Model Fit: The overall model fit indices (CFI, TLI, RMSEA, and SRMR) indicate a good fit between the model and the data.
Factor Loadings: The loadings of the observed variables on the latent variable “subscale1” are all significant, indicating that each observed variable is a good indicator of the latent construct.

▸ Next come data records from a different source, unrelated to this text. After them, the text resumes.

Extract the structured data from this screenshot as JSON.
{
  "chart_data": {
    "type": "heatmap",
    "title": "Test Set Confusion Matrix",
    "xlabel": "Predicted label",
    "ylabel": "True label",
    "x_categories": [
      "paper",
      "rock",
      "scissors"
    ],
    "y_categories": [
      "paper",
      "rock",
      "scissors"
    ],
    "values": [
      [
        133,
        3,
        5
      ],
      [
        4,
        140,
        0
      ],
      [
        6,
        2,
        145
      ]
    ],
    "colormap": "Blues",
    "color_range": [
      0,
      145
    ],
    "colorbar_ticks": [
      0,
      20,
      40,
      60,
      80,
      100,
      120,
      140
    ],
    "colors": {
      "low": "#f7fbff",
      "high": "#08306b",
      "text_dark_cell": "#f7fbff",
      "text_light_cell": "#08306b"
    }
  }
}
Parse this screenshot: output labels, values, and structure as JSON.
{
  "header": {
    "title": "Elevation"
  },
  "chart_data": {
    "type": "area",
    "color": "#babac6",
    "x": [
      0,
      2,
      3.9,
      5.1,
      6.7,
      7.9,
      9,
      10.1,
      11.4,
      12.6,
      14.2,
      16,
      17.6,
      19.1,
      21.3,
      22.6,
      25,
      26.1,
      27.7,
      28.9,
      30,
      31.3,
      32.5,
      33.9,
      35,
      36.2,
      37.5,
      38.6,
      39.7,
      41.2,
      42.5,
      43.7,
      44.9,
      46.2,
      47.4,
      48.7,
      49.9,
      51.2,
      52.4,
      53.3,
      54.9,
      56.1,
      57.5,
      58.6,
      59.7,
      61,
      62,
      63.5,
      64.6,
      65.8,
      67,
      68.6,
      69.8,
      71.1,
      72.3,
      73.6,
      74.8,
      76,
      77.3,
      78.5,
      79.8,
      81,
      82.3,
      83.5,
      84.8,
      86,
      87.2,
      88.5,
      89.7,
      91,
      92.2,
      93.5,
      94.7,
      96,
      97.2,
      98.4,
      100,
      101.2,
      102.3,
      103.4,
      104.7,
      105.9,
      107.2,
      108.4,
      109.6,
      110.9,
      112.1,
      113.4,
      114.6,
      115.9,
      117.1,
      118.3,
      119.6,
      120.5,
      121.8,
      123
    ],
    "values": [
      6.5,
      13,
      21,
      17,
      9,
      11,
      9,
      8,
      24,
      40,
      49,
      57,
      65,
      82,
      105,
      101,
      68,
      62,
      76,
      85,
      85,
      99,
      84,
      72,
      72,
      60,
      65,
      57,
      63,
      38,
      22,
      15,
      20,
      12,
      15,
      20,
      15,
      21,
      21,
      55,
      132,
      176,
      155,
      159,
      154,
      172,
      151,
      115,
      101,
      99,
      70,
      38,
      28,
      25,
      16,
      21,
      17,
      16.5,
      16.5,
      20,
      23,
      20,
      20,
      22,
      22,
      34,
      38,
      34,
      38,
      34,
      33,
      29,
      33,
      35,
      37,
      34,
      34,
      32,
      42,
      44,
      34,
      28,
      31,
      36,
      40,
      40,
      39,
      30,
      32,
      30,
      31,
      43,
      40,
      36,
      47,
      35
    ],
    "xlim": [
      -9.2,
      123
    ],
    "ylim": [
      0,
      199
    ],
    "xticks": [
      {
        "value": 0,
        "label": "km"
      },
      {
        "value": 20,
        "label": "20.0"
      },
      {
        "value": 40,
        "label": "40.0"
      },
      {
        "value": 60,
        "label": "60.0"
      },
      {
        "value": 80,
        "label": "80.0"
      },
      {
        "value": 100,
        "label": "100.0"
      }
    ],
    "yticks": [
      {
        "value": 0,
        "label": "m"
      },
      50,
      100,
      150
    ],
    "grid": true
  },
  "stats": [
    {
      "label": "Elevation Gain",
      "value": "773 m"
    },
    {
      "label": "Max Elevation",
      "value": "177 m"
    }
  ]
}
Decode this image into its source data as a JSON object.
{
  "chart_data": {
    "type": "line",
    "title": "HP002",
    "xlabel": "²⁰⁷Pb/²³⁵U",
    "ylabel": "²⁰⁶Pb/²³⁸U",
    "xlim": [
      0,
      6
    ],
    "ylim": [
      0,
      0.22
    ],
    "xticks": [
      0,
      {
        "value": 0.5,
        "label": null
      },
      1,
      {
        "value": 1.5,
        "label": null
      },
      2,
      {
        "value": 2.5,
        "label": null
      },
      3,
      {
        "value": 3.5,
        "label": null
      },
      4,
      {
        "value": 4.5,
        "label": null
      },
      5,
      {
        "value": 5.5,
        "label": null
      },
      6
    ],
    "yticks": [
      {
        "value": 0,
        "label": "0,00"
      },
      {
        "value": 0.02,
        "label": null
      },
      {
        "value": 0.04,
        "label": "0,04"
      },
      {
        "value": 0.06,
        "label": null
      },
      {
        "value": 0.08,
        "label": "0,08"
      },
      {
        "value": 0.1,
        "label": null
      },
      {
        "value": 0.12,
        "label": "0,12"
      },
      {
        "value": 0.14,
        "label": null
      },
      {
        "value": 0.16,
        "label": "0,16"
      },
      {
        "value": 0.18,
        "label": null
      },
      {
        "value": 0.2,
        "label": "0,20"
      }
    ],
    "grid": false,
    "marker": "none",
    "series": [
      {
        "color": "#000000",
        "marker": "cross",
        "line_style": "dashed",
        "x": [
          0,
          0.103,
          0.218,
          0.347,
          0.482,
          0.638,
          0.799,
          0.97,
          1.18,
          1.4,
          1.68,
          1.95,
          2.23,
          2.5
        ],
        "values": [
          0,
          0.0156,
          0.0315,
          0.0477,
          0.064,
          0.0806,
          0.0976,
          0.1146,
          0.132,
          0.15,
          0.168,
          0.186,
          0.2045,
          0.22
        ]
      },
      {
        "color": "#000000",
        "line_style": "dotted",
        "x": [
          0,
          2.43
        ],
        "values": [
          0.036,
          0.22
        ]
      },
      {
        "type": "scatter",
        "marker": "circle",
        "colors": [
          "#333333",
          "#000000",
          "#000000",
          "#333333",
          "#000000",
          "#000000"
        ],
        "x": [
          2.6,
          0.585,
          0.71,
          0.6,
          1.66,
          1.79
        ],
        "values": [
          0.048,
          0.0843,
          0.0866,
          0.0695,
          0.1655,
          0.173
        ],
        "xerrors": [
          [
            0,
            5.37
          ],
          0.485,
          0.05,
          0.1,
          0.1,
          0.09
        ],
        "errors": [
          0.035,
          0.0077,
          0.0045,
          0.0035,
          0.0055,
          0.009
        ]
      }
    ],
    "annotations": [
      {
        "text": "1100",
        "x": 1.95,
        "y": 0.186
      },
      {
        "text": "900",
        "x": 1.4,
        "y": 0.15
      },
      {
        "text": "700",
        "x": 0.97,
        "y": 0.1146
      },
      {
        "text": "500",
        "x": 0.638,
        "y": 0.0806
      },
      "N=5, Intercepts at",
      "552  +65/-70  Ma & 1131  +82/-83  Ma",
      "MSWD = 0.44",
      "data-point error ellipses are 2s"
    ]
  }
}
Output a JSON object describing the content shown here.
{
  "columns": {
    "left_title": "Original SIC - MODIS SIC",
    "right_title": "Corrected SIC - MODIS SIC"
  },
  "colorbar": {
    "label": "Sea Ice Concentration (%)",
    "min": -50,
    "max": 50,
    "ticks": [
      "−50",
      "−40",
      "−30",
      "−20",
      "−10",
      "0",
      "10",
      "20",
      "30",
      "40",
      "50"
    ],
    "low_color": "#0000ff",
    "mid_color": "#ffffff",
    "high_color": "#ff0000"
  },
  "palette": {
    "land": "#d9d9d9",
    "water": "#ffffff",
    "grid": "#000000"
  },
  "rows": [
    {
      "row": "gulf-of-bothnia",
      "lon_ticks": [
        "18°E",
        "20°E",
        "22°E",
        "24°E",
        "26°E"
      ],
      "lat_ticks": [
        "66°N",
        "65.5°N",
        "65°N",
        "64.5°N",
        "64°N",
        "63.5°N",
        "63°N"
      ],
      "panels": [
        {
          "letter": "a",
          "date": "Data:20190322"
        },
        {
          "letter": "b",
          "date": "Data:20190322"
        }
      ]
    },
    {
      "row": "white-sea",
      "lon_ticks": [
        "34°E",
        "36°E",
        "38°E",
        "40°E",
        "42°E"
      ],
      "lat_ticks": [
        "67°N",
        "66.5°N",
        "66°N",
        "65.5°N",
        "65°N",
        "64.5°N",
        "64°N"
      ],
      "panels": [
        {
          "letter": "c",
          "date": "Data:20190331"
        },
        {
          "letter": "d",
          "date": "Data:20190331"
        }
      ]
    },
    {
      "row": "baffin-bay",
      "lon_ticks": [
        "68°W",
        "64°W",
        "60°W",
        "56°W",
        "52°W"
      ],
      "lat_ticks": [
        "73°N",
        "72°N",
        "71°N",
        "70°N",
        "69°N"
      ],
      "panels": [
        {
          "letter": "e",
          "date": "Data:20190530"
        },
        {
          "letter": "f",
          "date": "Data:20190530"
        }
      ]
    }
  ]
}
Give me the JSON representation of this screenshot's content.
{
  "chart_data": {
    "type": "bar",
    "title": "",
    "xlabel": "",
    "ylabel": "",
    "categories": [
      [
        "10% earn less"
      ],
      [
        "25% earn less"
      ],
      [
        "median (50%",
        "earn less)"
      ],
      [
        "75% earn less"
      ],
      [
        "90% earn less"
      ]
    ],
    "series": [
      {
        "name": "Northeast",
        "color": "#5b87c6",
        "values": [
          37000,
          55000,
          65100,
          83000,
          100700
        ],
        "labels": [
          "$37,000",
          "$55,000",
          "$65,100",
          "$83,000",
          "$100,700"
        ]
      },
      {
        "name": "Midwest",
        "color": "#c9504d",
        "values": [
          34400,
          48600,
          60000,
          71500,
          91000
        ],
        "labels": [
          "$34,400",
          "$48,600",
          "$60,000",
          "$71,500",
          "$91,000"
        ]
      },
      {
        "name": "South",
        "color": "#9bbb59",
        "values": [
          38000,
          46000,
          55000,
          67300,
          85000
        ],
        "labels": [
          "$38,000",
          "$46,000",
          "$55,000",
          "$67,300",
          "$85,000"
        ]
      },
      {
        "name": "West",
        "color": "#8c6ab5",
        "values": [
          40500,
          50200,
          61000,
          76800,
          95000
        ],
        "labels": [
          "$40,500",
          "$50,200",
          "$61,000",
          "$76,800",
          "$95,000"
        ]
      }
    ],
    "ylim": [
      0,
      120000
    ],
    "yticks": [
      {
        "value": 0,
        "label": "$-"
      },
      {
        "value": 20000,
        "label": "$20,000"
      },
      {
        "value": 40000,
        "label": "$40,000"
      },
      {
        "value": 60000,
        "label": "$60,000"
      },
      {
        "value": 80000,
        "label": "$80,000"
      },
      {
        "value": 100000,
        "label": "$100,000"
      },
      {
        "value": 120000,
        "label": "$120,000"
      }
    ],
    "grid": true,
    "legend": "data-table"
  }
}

Variances: The variances of the observed variables are significant, indicating variability in the measures.
Standardized Estimates: These provide a way to compare the relative strengths of the relationships in a standardized form.

In conclusion, the CFA results suggest that the specified model has a good fit to the data, with significant factor loadings and acceptable fit indices, supporting the construct validity of the latent variable “subscale1”.